The anthills there, big mob of them out there."
"Bow River is our land, our traditional country, it's where all my old people belong, I know that because of passing down stories from my mum.
I was born there in 1965. It was really like being in the bush all the time, we didn't know anything about white people really, we used to live on kangaroo meat, my ganggayi [matrilineal grand-father] used to go up the hill, he made a trap for kangaroo and he got one red one, big kangaroo and we eat meat from kangaroo and used to feed us on goat milk, and I used to be riding on a mule too.
I wasn't so big, I was only small, me and my brother used to go anywhere, riding goats, a nanny goat threw me over the fence. We drifting around, chasing all the turkeys, they like hen, like laying egg and we go poke them and they chase me and peck me all around.
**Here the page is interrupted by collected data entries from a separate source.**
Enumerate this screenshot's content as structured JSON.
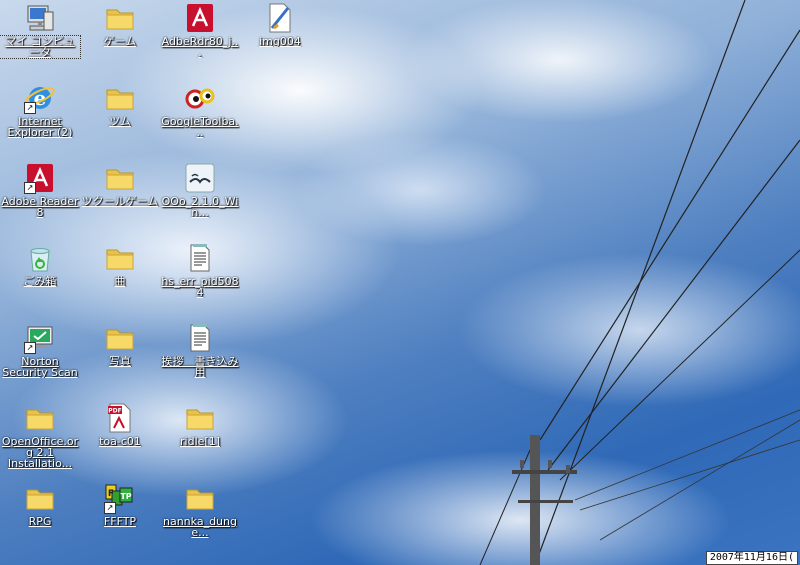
{
  "desktop": {
    "icons": [
      {
        "label": "マイ コンピュータ",
        "icon": "my-computer-icon",
        "shortcut": false
      },
      {
        "label": "ゲーム",
        "icon": "folder-icon",
        "shortcut": false
      },
      {
        "label": "AdbeRdr80_j...",
        "icon": "adobe-reader-icon",
        "shortcut": false
      },
      {
        "label": "img004",
        "icon": "image-file-icon",
        "shortcut": false
      },
      {
        "label": "Internet Explorer (2)",
        "icon": "internet-explorer-icon",
        "shortcut": true
      },
      {
        "label": "ツム",
        "icon": "folder-icon",
        "shortcut": false
      },
      {
        "label": "GoogleToolba...",
        "icon": "google-toolbar-icon",
        "shortcut": false
      },
      {
        "label": "Adobe Reader 8",
        "icon": "adobe-reader-icon",
        "shortcut": true
      },
      {
        "label": "ツクールゲーム",
        "icon": "folder-icon",
        "shortcut": false
      },
      {
        "label": "OOo_2.1.0_Win...",
        "icon": "openoffice-installer-icon",
        "shortcut": false
      },
      {
        "label": "ごみ箱",
        "icon": "recycle-bin-icon",
        "shortcut": false
      },
      {
        "label": "曲",
        "icon": "folder-icon",
        "shortcut": false
      },
      {
        "label": "hs_err_pid5084",
        "icon": "text-file-icon",
        "shortcut": false
      },
      {
        "label": "Norton Security Scan",
        "icon": "norton-icon",
        "shortcut": true
      },
      {
        "label": "写真",
        "icon": "folder-icon",
        "shortcut": false
      },
      {
        "label": "挨拶　書き込み用",
        "icon": "text-file-icon",
        "shortcut": false
      },
      {
        "label": "OpenOffice.org 2.1 Installatio...",
        "icon": "folder-icon",
        "shortcut": false
      },
      {
        "label": "toa-c01",
        "icon": "pdf-file-icon",
        "shortcut": false
      },
      {
        "label": "ridle[1]",
        "icon": "folder-icon",
        "shortcut": false
      },
      {
        "label": "RPG",
        "icon": "folder-icon",
        "shortcut": false
      },
      {
        "label": "FFFTP",
        "icon": "ffftp-icon",
        "shortcut": true
      },
      {
        "label": "nannka_dunge...",
        "icon": "folder-icon",
        "shortcut": false
      }
    ]
  },
  "clock": {
    "text": "2007年11月16日("
  },
  "colors": {
    "folder": "#f5d35a",
    "adobe": "#c8102e",
    "sky": "#3b74c0"
  }
}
My father was a good horse-breaker, my grand-father taught him too, once that old fella died from Greenvale. All mob he told the Lily family to bring them over to Bow River to live. My family was all stock people, working for, not bad, gardiya [white people], they was good people. Because these gardiya, they looked after my family because my family knew the country well and told them not to go places where there is ngarranggarni p[dreaming] - they sacred sites at the back, lot of people don't know that."